Meditatie: God weet meer
1 Johannes 3:20
„Want indien ons hart ons veroordeelt, God is meerder dan ons hart, en Hij kent alle dingen.”
De duivel heeft geen lichaam om daarmee uit te drukken het kwaad dat in zijn hart verborgen is. „De hel en het verderf zijn voor de Heere, hoeveel te meer de harten van de mensenkinderen” (Spreuken 15:11). De meeste uitleggers verklaren daarmee de verdoemde geesten in het verderf. Hel en verderf samengevoegd, geven de verdoemenis aan. Hij redeneert van meer tot minder. Als God kent dat zwaarder is, veel meer kent Hij dat lichter is. Als God kent wat in de hel is om de geestelijke boosheid in hun natuur uit te drukken, is het voor Hem veel gemakkelijker de harten van de mensen te kennen.
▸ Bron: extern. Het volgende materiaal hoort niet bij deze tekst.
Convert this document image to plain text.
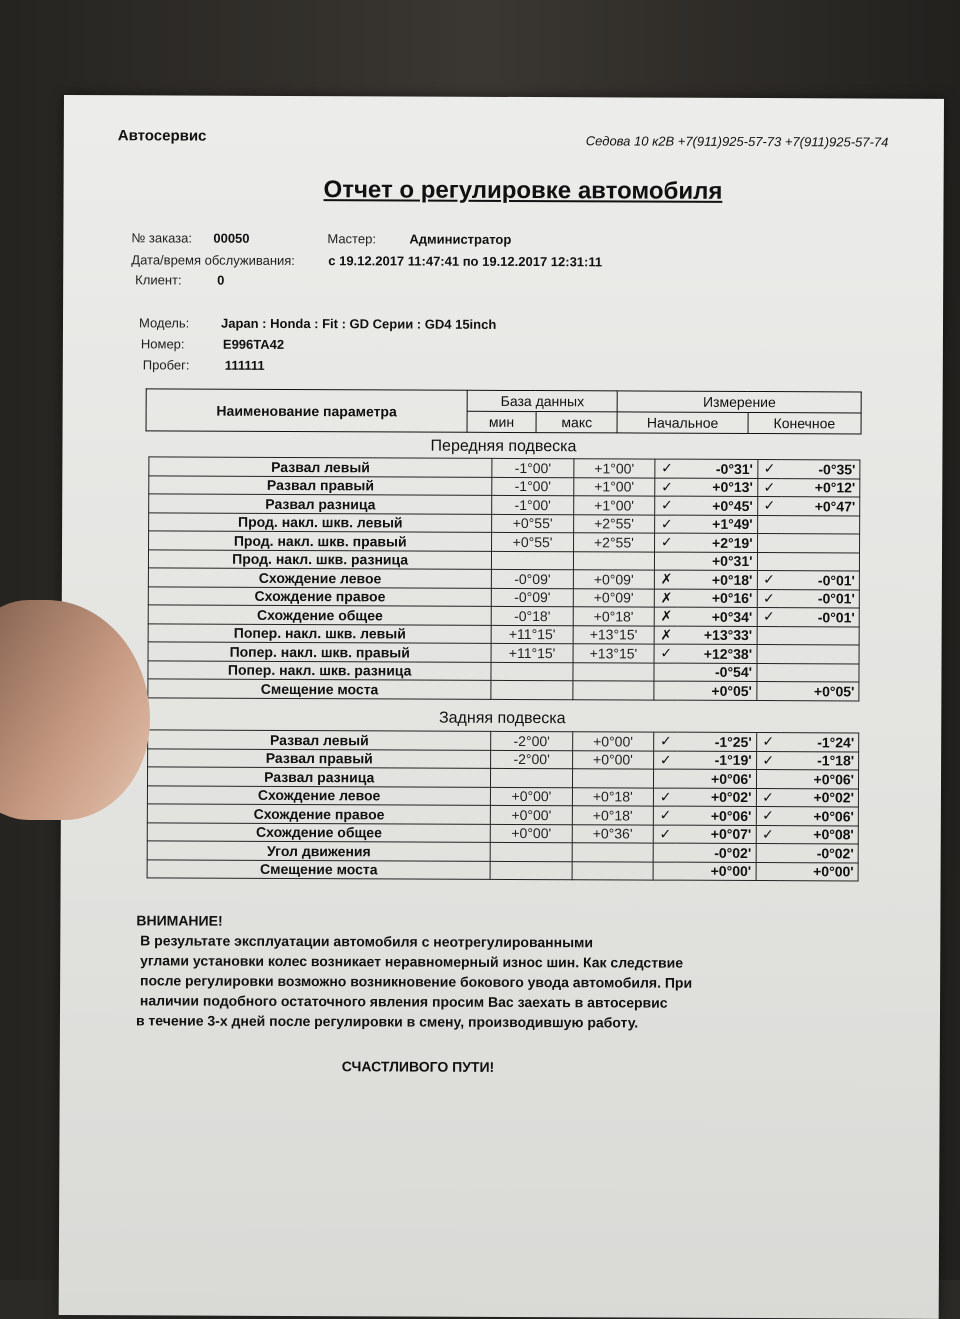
Автосервис	Седова 10 к2В +7(911)925-57-73 +7(911)925-57-74
Отчет о регулировке автомобиля
№ заказа: 00050	Мастер:	Администратор
Дата/время обслуживания:	с 19.12.2017 11:47:41 по 19.12.2017 12:31:11
Клиент:	0
Модель: Japan : Honda : Fit : GD Серии : GD4 15inch
Номер:	E996TA42
Пробег:	111111
Наименование параметра	База данных		Измерение	
	мин	макс	Начальное	Конечное
Передняя подвеска
Развал левый	-1°00'	+1°00'	✓	-0°31'	✓	-0°35'
Развал правый	-1°00'	+1°00'	✓	+0°13'	✓	+0°12'
Развал разница	-1°00'	+1°00'	✓	+0°45'	✓	+0°47'
Прод. накл. шкв. левый	+0°55'	+2°55'	✓	+1°49'		
Прод. накл. шкв. правый	+0°55'	+2°55'	✓	+2°19'		
Прод. накл. шкв. разница				+0°31'		
Схождение левое	-0°09'	+0°09'	✗	+0°18'	✓	-0°01'
Схождение правое	-0°09'	+0°09'	✗	+0°16'	✓	-0°01'
Схождение общее	-0°18'	+0°18'	✗	+0°34'	✓	-0°01'
Попер. накл. шкв. левый	+11°15'	+13°15'	✗	+13°33'		
Попер. накл. шкв. правый	+11°15'	+13°15'	✓	+12°38'		
Попер. накл. шкв. разница				-0°54'		
Смещение моста				+0°05'		+0°05'
Задняя подвеска
Развал левый	-2°00'	+0°00'	✓	-1°25'	✓	-1°24'
Развал правый	-2°00'	+0°00'	✓	-1°19'	✓	-1°18'
Развал разница				+0°06'		+0°06'
Схождение левое	+0°00'	+0°18'	✓	+0°02'	✓	+0°02'
Схождение правое	+0°00'	+0°18'	✓	+0°06'	✓	+0°06'
Схождение общее	+0°00'	+0°36'	✓	+0°07'	✓	+0°08'
Угол движения				-0°02'		-0°02'
Смещение моста				+0°00'		+0°00'
ВНИМАНИЕ!
В результате эксплуатации автомобиля с неотрегулированными
углами установки колес возникает неравномерный износ шин. Как следствие
после регулировки возможно возникновение бокового увода автомобиля. При
наличии подобного остаточного явления просим Вас заехать в автосервис
в течение 3-х дней после регулировки в смену, производившую работу.
СЧАСТЛИВОГО ПУТИ!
Gods alziend oog houdt in dat het eigen geweten van de mens zich van de meest verborgen dingen bewust is. Wel, als een schepsel, van een beperkt verstand, weet wat verborgen is, dan moet de Schepper zeker veel meer kennen. Dit bewijs geeft ook de Schrift: „Want indien ons hart ons veroordeelt, God is meerder dan ons hart, en Hij kent alle dingen” (1 Johannes 3:20). Indien het hart van de mens, het geweten, hem over dat kwaad veroordeelt, hoeveel te meer weet God het. Als het geweten van de mens zo vaardig de meest verborgen dingen beseft, hoeveel meer kent God alle dingen. Als het geweten van de mens zo veel weet, God weet nog veel meer.